Starting with PagerDuty, there is a built-in integration that can be selected as part of the creation of a PagerDuty Service. By Selecting the AWS CloudWatch integration, a unique URL is created which can be used within the SNS configuration to send alerts. Teams set up within the PagerDuty Escalation Policy will be notified when an alarm is triggered and when the system returns to a normal level.
Learn more information on setting up PagerDuty Integration
The integration with Slack requires an additional service to get the communication established with AWS CloudWatch. Although using AWS Lambda functions is an option, the easier solution is to leverage the AWS ChatBot service. This service was launched in 2019 and does not require any code to integrate with Slack.

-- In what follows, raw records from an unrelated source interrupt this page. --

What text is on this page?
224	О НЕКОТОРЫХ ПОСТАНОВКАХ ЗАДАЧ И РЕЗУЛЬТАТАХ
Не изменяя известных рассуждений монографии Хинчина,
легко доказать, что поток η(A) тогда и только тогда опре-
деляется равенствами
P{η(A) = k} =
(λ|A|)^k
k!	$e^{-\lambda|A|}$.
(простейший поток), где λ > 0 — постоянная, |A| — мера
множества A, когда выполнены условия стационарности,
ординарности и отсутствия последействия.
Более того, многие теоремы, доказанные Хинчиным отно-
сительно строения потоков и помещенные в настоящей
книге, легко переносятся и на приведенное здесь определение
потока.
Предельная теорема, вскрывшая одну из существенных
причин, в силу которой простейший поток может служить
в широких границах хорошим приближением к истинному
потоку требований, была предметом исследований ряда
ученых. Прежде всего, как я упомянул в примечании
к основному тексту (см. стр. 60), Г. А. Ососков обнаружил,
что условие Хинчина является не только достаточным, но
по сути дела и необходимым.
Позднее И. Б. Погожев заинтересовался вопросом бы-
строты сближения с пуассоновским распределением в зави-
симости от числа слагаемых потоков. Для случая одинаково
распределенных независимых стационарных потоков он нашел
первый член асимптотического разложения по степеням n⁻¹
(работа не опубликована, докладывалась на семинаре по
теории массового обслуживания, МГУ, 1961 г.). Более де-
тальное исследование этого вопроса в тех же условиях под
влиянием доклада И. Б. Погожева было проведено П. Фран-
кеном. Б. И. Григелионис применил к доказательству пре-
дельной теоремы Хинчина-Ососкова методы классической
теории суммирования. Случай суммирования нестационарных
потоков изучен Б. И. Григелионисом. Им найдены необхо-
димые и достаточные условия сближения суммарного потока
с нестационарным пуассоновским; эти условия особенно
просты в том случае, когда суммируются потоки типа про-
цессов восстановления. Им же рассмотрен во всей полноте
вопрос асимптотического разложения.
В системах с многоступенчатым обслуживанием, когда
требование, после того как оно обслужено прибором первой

By simply selecting Slack in the AWS Chatbot dropdown menu, you are redirected to Slack where you will authenticate and select the Slack Workspace you would like to send alerts to.
Once established, the selection of an SNS Topic and specific permissions will need to be applied to finalize the integration. All users and teams with access to the configured Slack Workspace will be immediately notified when an alarm is triggered.
Learn more information on setting up Slack
With the importance placed on the Chef Automate HA environment, there must be a proper monitoring solution put in place to keep a close eye on performance and availability. AWS CloudWatch is just one of the many options organizations can take advantage of to ensure the solution is operating at its full potential to handle all the Chef Automate, infrastructure management and compliance functions to help grow and secure the business.